Question: My car was damaged in a big hailstorm a few months ago. Then someone scratched my vehicle a few weeks ago, and now there is some damage to the hood from falling tree branches from the hurricane (superstorm) that just blew through. Can I put all of the damages on the same claim, or do I have to file separate claims for each item?
Answer: Your car was damaged in multiple incidents, so you have to file multiple claims. Car insurance companies don’t allow you to lump different damages into one accident claim unless all of the damages were sustained due to the same incident.

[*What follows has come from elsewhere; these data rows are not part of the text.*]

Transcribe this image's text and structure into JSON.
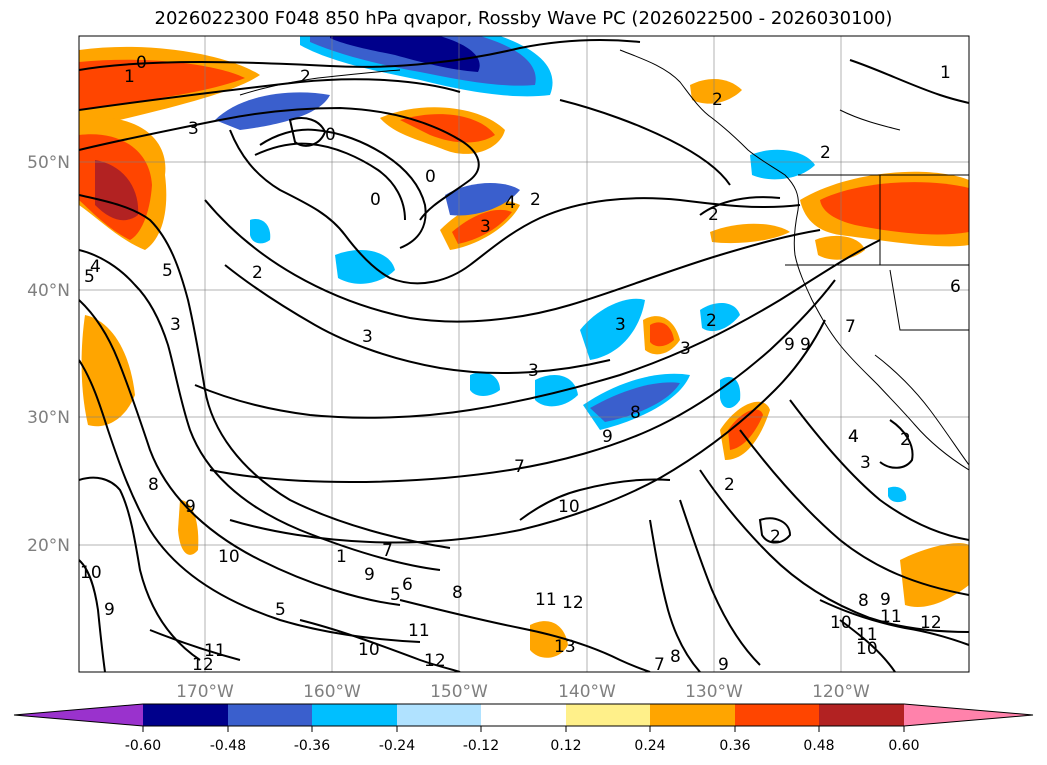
{
  "title": "2026022300 F048 850 hPa qvapor, Rossby Wave PC (2026022500 - 2026030100)",
  "map": {
    "x_labels": [
      "170°W",
      "160°W",
      "150°W",
      "140°W",
      "130°W",
      "120°W"
    ],
    "y_labels": [
      "50°N",
      "40°N",
      "30°N",
      "20°N"
    ],
    "contour_labels": [
      "0",
      "1",
      "2",
      "3",
      "0",
      "0",
      "0",
      "2",
      "4",
      "3",
      "2",
      "2",
      "1",
      "5",
      "4",
      "5",
      "3",
      "2",
      "3",
      "3",
      "2",
      "3",
      "3",
      "4",
      "9",
      "8",
      "9",
      "7",
      "10",
      "9",
      "8",
      "10",
      "9",
      "7",
      "5",
      "5",
      "6",
      "8",
      "11",
      "12",
      "11",
      "10",
      "12",
      "13",
      "12",
      "11",
      "10",
      "9",
      "9",
      "8",
      "7",
      "12",
      "11",
      "10",
      "9",
      "8",
      "10",
      "11",
      "4",
      "3",
      "2",
      "2",
      "2",
      "6",
      "7",
      "9",
      "1",
      "2"
    ],
    "colors": {
      "coast": "#000000",
      "grid": "#808080"
    }
  },
  "colorbar": {
    "ticks": [
      "-0.60",
      "-0.48",
      "-0.36",
      "-0.24",
      "-0.12",
      "0.12",
      "0.24",
      "0.36",
      "0.48",
      "0.60"
    ],
    "colors": [
      "#9a32cd",
      "#00008b",
      "#3a5fcd",
      "#00bfff",
      "#b0e2ff",
      "#ffffff",
      "#fff08a",
      "#ffa500",
      "#ff4500",
      "#b22222",
      "#ff82ab"
    ]
  }
}
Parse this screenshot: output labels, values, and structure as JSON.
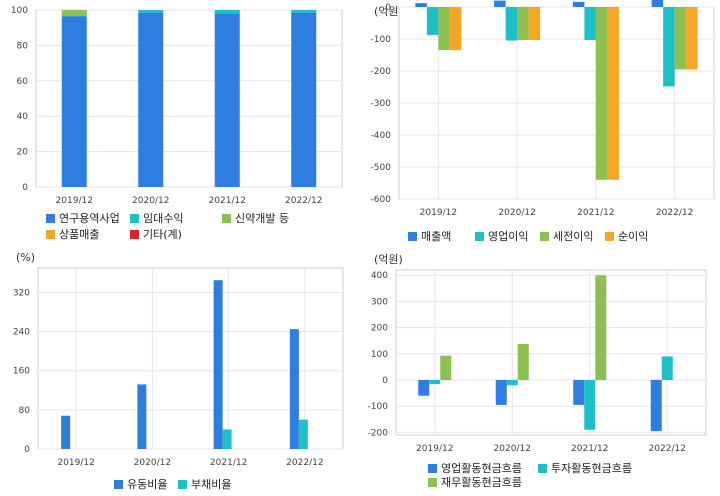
{
  "colors": {
    "blue": "#2e7de1",
    "teal": "#1ec0c8",
    "green": "#8cc152",
    "orange": "#f5a623",
    "red": "#e02424"
  },
  "chart_data": [
    {
      "id": "revenue-mix",
      "type": "stacked-bar",
      "unit": "",
      "categories": [
        "2019/12",
        "2020/12",
        "2021/12",
        "2022/12"
      ],
      "ylim": [
        0,
        100
      ],
      "yticks": [
        0,
        20,
        40,
        60,
        80,
        100
      ],
      "series": [
        {
          "name": "연구용역사업",
          "color": "blue",
          "values": [
            96.5,
            98.5,
            98,
            98.5
          ]
        },
        {
          "name": "임대수익",
          "color": "teal",
          "values": [
            0.5,
            1.5,
            2,
            1.5
          ]
        },
        {
          "name": "신약개발 등",
          "color": "green",
          "values": [
            3,
            0,
            0,
            0
          ]
        },
        {
          "name": "상품매출",
          "color": "orange",
          "values": [
            0,
            0,
            0,
            0
          ]
        },
        {
          "name": "기타(계)",
          "color": "red",
          "values": [
            0,
            0,
            0,
            0
          ]
        }
      ]
    },
    {
      "id": "income",
      "type": "bar",
      "unit": "(억원)",
      "categories": [
        "2019/12",
        "2020/12",
        "2021/12",
        "2022/12"
      ],
      "ylim": [
        -600,
        0
      ],
      "yticks": [
        0,
        -100,
        -200,
        -300,
        -400,
        -500,
        -600
      ],
      "series": [
        {
          "name": "매출액",
          "color": "blue",
          "values": [
            12,
            20,
            16,
            28
          ]
        },
        {
          "name": "영업이익",
          "color": "teal",
          "values": [
            -88,
            -105,
            -103,
            -248
          ]
        },
        {
          "name": "세전이익",
          "color": "green",
          "values": [
            -135,
            -103,
            -540,
            -195
          ]
        },
        {
          "name": "순이익",
          "color": "orange",
          "values": [
            -135,
            -103,
            -540,
            -195
          ]
        }
      ]
    },
    {
      "id": "ratios",
      "type": "bar",
      "unit": "(%)",
      "categories": [
        "2019/12",
        "2020/12",
        "2021/12",
        "2022/12"
      ],
      "ylim": [
        0,
        370
      ],
      "yticks": [
        0,
        80,
        160,
        240,
        320
      ],
      "series": [
        {
          "name": "유동비율",
          "color": "blue",
          "values": [
            68,
            132,
            345,
            245
          ]
        },
        {
          "name": "부채비율",
          "color": "teal",
          "values": [
            0,
            0,
            40,
            60
          ]
        }
      ]
    },
    {
      "id": "cashflow",
      "type": "bar",
      "unit": "(억원)",
      "categories": [
        "2019/12",
        "2020/12",
        "2021/12",
        "2022/12"
      ],
      "ylim": [
        -210,
        420
      ],
      "yticks": [
        400,
        300,
        200,
        100,
        0,
        -100,
        -200
      ],
      "series": [
        {
          "name": "영업활동현금흐름",
          "color": "blue",
          "values": [
            -60,
            -95,
            -95,
            -195
          ]
        },
        {
          "name": "투자활동현금흐름",
          "color": "teal",
          "values": [
            -15,
            -20,
            -190,
            90
          ]
        },
        {
          "name": "재무활동현금흐름",
          "color": "green",
          "values": [
            93,
            138,
            400,
            0
          ]
        }
      ]
    }
  ]
}
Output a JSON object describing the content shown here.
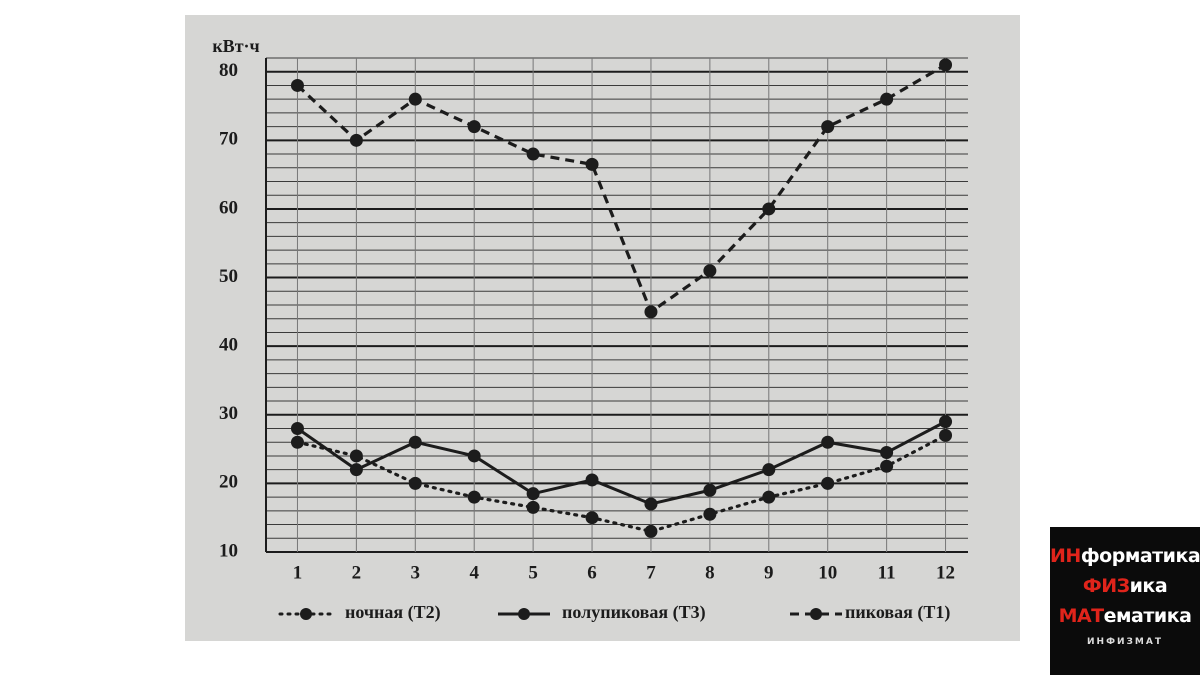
{
  "chart_data": {
    "type": "line",
    "y_label": "кВт·ч",
    "categories": [
      "1",
      "2",
      "3",
      "4",
      "5",
      "6",
      "7",
      "8",
      "9",
      "10",
      "11",
      "12"
    ],
    "ylim": [
      10,
      82
    ],
    "yticks": [
      10,
      20,
      30,
      40,
      50,
      60,
      70,
      80
    ],
    "yminor": [
      12,
      14,
      16,
      18,
      22,
      24,
      26,
      28,
      32,
      34,
      36,
      38,
      42,
      44,
      46,
      48,
      52,
      54,
      56,
      58,
      62,
      64,
      66,
      68,
      72,
      74,
      76,
      78,
      82
    ],
    "grid": true,
    "series": [
      {
        "name": "ночная (Т2)",
        "color": "#1c1c1c",
        "style": "dotted",
        "values": [
          26,
          24,
          20,
          18,
          16.5,
          15,
          13,
          15.5,
          18,
          20,
          22.5,
          27
        ]
      },
      {
        "name": "полупиковая (Т3)",
        "color": "#1c1c1c",
        "style": "solid",
        "values": [
          28,
          22,
          26,
          24,
          18.5,
          20.5,
          17,
          19,
          22,
          26,
          24.5,
          29
        ]
      },
      {
        "name": "пиковая (Т1)",
        "color": "#1c1c1c",
        "style": "dashed",
        "values": [
          78,
          70,
          76,
          72,
          68,
          66.5,
          45,
          51,
          60,
          72,
          76,
          81
        ]
      }
    ]
  },
  "logo": {
    "lines": [
      [
        "ИН",
        "форматика"
      ],
      [
        "ФИЗ",
        "ика"
      ],
      [
        "МАТ",
        "ематика"
      ]
    ],
    "caption": "ИНФИЗМАТ"
  }
}
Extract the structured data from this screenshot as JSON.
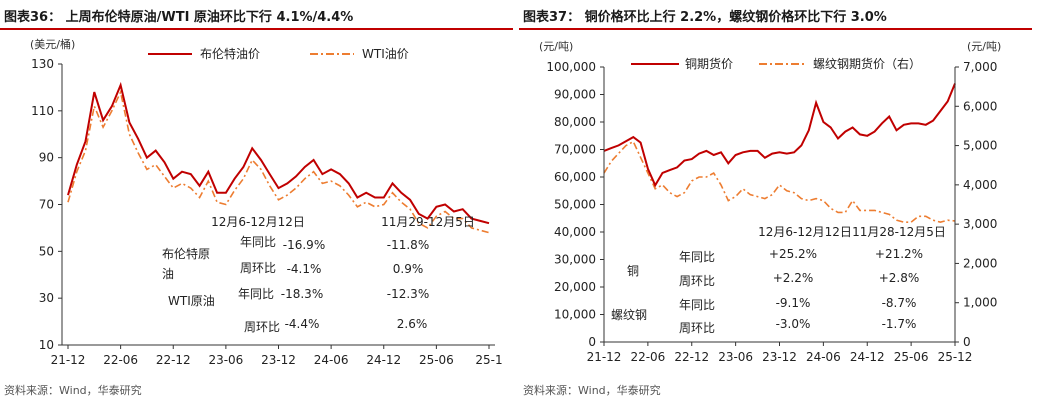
{
  "colors": {
    "brent": "#c00000",
    "wti": "#ed7d31",
    "copper": "#c00000",
    "rebar": "#ed7d31",
    "rule": "#c00000"
  },
  "left": {
    "title": "图表36： 上周布伦特原油/WTI 原油环比下行 4.1%/4.4%",
    "source": "资料来源：Wind，华泰研究",
    "chart_data": {
      "type": "line",
      "title": "图表36： 上周布伦特原油/WTI 原油环比下行 4.1%/4.4%",
      "ylabel": "(美元/桶)",
      "ylim": [
        10,
        130
      ],
      "yticks": [
        "130",
        "110",
        "90",
        "70",
        "50",
        "30",
        "10"
      ],
      "xticks": [
        "21-12",
        "22-06",
        "22-12",
        "23-06",
        "23-12",
        "24-06",
        "24-12",
        "25-06",
        "25-1"
      ],
      "legend": [
        "布伦特油价",
        "WTI油价"
      ],
      "legend_position": "top",
      "series": [
        {
          "name": "布伦特油价",
          "x": [
            "21-12",
            "22-01",
            "22-02",
            "22-03",
            "22-04",
            "22-05",
            "22-06",
            "22-07",
            "22-08",
            "22-09",
            "22-10",
            "22-11",
            "22-12",
            "23-01",
            "23-02",
            "23-03",
            "23-04",
            "23-05",
            "23-06",
            "23-07",
            "23-08",
            "23-09",
            "23-10",
            "23-11",
            "23-12",
            "24-01",
            "24-02",
            "24-03",
            "24-04",
            "24-05",
            "24-06",
            "24-07",
            "24-08",
            "24-09",
            "24-10",
            "24-11",
            "24-12",
            "25-01",
            "25-02",
            "25-03",
            "25-04",
            "25-05",
            "25-06",
            "25-07",
            "25-08",
            "25-09",
            "25-10",
            "25-11",
            "25-12"
          ],
          "values": [
            74,
            87,
            97,
            118,
            106,
            112,
            121,
            105,
            98,
            90,
            93,
            88,
            81,
            84,
            83,
            78,
            84,
            75,
            75,
            81,
            86,
            94,
            89,
            83,
            77,
            79,
            82,
            86,
            89,
            83,
            85,
            83,
            79,
            73,
            75,
            73,
            73,
            79,
            75,
            72,
            66,
            64,
            69,
            70,
            67,
            68,
            64,
            63,
            62
          ]
        },
        {
          "name": "WTI油价",
          "x": [
            "21-12",
            "22-01",
            "22-02",
            "22-03",
            "22-04",
            "22-05",
            "22-06",
            "22-07",
            "22-08",
            "22-09",
            "22-10",
            "22-11",
            "22-12",
            "23-01",
            "23-02",
            "23-03",
            "23-04",
            "23-05",
            "23-06",
            "23-07",
            "23-08",
            "23-09",
            "23-10",
            "23-11",
            "23-12",
            "24-01",
            "24-02",
            "24-03",
            "24-04",
            "24-05",
            "24-06",
            "24-07",
            "24-08",
            "24-09",
            "24-10",
            "24-11",
            "24-12",
            "25-01",
            "25-02",
            "25-03",
            "25-04",
            "25-05",
            "25-06",
            "25-07",
            "25-08",
            "25-09",
            "25-10",
            "25-11",
            "25-12"
          ],
          "values": [
            71,
            84,
            93,
            112,
            103,
            110,
            118,
            100,
            92,
            85,
            87,
            82,
            77,
            79,
            77,
            73,
            80,
            71,
            70,
            76,
            81,
            89,
            85,
            78,
            72,
            74,
            77,
            81,
            84,
            79,
            80,
            78,
            74,
            69,
            71,
            69,
            70,
            75,
            71,
            68,
            62,
            60,
            65,
            67,
            64,
            64,
            60,
            59,
            58
          ]
        }
      ]
    },
    "table": {
      "headers": [
        "12月6-12月12日",
        "11月29-12月5日"
      ],
      "groups": [
        {
          "name_line1": "布伦特原",
          "name_line2": "油",
          "rows": [
            {
              "label": "年同比",
              "a": "-16.9%",
              "b": "-11.8%"
            },
            {
              "label": "周环比",
              "a": "-4.1%",
              "b": "0.9%"
            }
          ]
        },
        {
          "name_line1": "WTI原油",
          "name_line2": "",
          "rows": [
            {
              "label": "年同比",
              "a": "-18.3%",
              "b": "-12.3%"
            },
            {
              "label": "周环比",
              "a": "-4.4%",
              "b": "2.6%"
            }
          ]
        }
      ]
    }
  },
  "right": {
    "title": "图表37： 铜价格环比上行 2.2%，螺纹钢价格环比下行 3.0%",
    "source": "资料来源：Wind，华泰研究",
    "chart_data": {
      "type": "line",
      "title": "图表37： 铜价格环比上行 2.2%，螺纹钢价格环比下行 3.0%",
      "ylabel_left": "(元/吨)",
      "ylabel_right": "(元/吨)",
      "ylim_left": [
        0,
        100000
      ],
      "ylim_right": [
        0,
        7000
      ],
      "yticks_left": [
        "100,000",
        "90,000",
        "80,000",
        "70,000",
        "60,000",
        "50,000",
        "40,000",
        "30,000",
        "20,000",
        "10,000",
        "0"
      ],
      "yticks_right": [
        "7,000",
        "6,000",
        "5,000",
        "4,000",
        "3,000",
        "2,000",
        "1,000",
        "0"
      ],
      "xticks": [
        "21-12",
        "22-06",
        "22-12",
        "23-06",
        "23-12",
        "24-06",
        "24-12",
        "25-06",
        "25-12"
      ],
      "legend": [
        "铜期货价",
        "螺纹钢期货价（右）"
      ],
      "legend_position": "top",
      "series": [
        {
          "name": "铜期货价",
          "axis": "left",
          "x": [
            "21-12",
            "22-01",
            "22-02",
            "22-03",
            "22-04",
            "22-05",
            "22-06",
            "22-07",
            "22-08",
            "22-09",
            "22-10",
            "22-11",
            "22-12",
            "23-01",
            "23-02",
            "23-03",
            "23-04",
            "23-05",
            "23-06",
            "23-07",
            "23-08",
            "23-09",
            "23-10",
            "23-11",
            "23-12",
            "24-01",
            "24-02",
            "24-03",
            "24-04",
            "24-05",
            "24-06",
            "24-07",
            "24-08",
            "24-09",
            "24-10",
            "24-11",
            "24-12",
            "25-01",
            "25-02",
            "25-03",
            "25-04",
            "25-05",
            "25-06",
            "25-07",
            "25-08",
            "25-09",
            "25-10",
            "25-11",
            "25-12"
          ],
          "values": [
            69500,
            70500,
            71500,
            73000,
            74500,
            72500,
            63000,
            57000,
            61500,
            62500,
            63500,
            66000,
            66500,
            68500,
            69500,
            68000,
            69000,
            65000,
            68000,
            69000,
            69500,
            69500,
            67000,
            68500,
            69000,
            68500,
            69000,
            71500,
            77000,
            87000,
            80000,
            78000,
            74000,
            76500,
            78000,
            75500,
            75000,
            76500,
            79500,
            82000,
            77000,
            79000,
            79500,
            79500,
            79000,
            80500,
            84000,
            87500,
            94000
          ]
        },
        {
          "name": "螺纹钢期货价（右）",
          "axis": "right",
          "x": [
            "21-12",
            "22-01",
            "22-02",
            "22-03",
            "22-04",
            "22-05",
            "22-06",
            "22-07",
            "22-08",
            "22-09",
            "22-10",
            "22-11",
            "22-12",
            "23-01",
            "23-02",
            "23-03",
            "23-04",
            "23-05",
            "23-06",
            "23-07",
            "23-08",
            "23-09",
            "23-10",
            "23-11",
            "23-12",
            "24-01",
            "24-02",
            "24-03",
            "24-04",
            "24-05",
            "24-06",
            "24-07",
            "24-08",
            "24-09",
            "24-10",
            "24-11",
            "24-12",
            "25-01",
            "25-02",
            "25-03",
            "25-04",
            "25-05",
            "25-06",
            "25-07",
            "25-08",
            "25-09",
            "25-10",
            "25-11",
            "25-12"
          ],
          "values": [
            4300,
            4600,
            4800,
            5000,
            5100,
            4700,
            4300,
            3900,
            4000,
            3800,
            3700,
            3800,
            4100,
            4200,
            4200,
            4300,
            4000,
            3600,
            3700,
            3900,
            3750,
            3700,
            3650,
            3750,
            4000,
            3850,
            3800,
            3650,
            3600,
            3650,
            3600,
            3400,
            3300,
            3300,
            3600,
            3350,
            3350,
            3350,
            3300,
            3250,
            3100,
            3050,
            3050,
            3200,
            3200,
            3100,
            3050,
            3100,
            3080
          ]
        }
      ]
    },
    "table": {
      "headers": [
        "12月6-12月12日",
        "11月28-12月5日"
      ],
      "groups": [
        {
          "name": "铜",
          "rows": [
            {
              "label": "年同比",
              "a": "+25.2%",
              "b": "+21.2%"
            },
            {
              "label": "周环比",
              "a": "+2.2%",
              "b": "+2.8%"
            }
          ]
        },
        {
          "name": "螺纹钢",
          "rows": [
            {
              "label": "年同比",
              "a": "-9.1%",
              "b": "-8.7%"
            },
            {
              "label": "周环比",
              "a": "-3.0%",
              "b": "-1.7%"
            }
          ]
        }
      ]
    }
  }
}
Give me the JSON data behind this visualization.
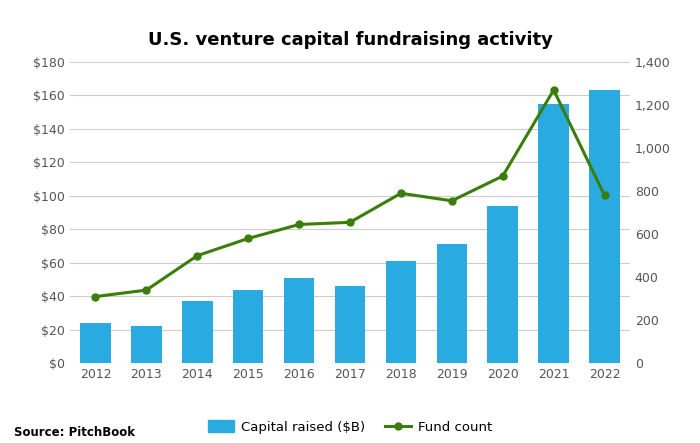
{
  "title": "U.S. venture capital fundraising activity",
  "years": [
    2012,
    2013,
    2014,
    2015,
    2016,
    2017,
    2018,
    2019,
    2020,
    2021,
    2022
  ],
  "capital_raised": [
    24,
    22,
    37,
    44,
    51,
    46,
    61,
    71,
    94,
    155,
    163
  ],
  "fund_count": [
    310,
    340,
    500,
    580,
    645,
    655,
    790,
    755,
    870,
    1270,
    780
  ],
  "bar_color": "#29ABE2",
  "line_color": "#3a7d0a",
  "left_ylim": [
    0,
    180
  ],
  "right_ylim": [
    0,
    1400
  ],
  "left_yticks": [
    0,
    20,
    40,
    60,
    80,
    100,
    120,
    140,
    160,
    180
  ],
  "left_yticklabels": [
    "$0",
    "$20",
    "$40",
    "$60",
    "$80",
    "$100",
    "$120",
    "$140",
    "$160",
    "$180"
  ],
  "right_yticks": [
    0,
    200,
    400,
    600,
    800,
    1000,
    1200,
    1400
  ],
  "right_yticklabels": [
    "0",
    "200",
    "400",
    "600",
    "800",
    "1,000",
    "1,200",
    "1,400"
  ],
  "source": "Source: PitchBook",
  "legend_bar_label": "Capital raised ($B)",
  "legend_line_label": "Fund count",
  "background_color": "#ffffff",
  "grid_color": "#cccccc",
  "bar_width": 0.6
}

For instance, if a hail damaged your car’s roof and that same storm caused a tree branch to break your car’s window, then both damages to your vehicle would be covered under one claim.
What you have in your situation is hail damage from a few months ago, damage from a vandal from a few weeks ago, and then storm damage from Hurricane Sandy. All three types of damage should be covered under your comprehensive insurance coverage, but the events that caused your damages took place at different times, so is each counted as its own incident and claim.
Waiting to make claims isn’t typically recommended since it can cause issues. First, you’ll need to make sure you can still file a claim for the earliest damage done. State laws and insurance company guidelines vary, but in general you’ll have a year from the date of an incident to make a claim.
Next, you‘ll have to explain why you waited to report the damage to your auto insurance provider. And if the damages from the hailstorm, vandal and hurricane overlap, your claims adjuster may have a difficult time determining what damage is from what incident and thus it may take longer to settle your claims.
Also, by waiting you now will be making three claims at once, which means you will also have three deductible amounts due --and that can add up to a lot of money coming out of your pocket.
You may have heard that comprehensive claims don’t normally raise your auto insurance premium, which is usually true, however, the number of claims you have affects your car insurance rates.
Two or three claims in a couple of years is usually considered a lot and can raise your rates. Making three claims at the same time may permit your car insurance company to increase your rates or instead non-renew you at the end of your policy period due to the elevated risk (after all, you just filed three claims).
Paying for some of the repairs on your own may be a wise choice, leaving your auto insurance for the most costly accident damage. Car insurance is for the big things, not the little ones. Otherwise, it would cost even more.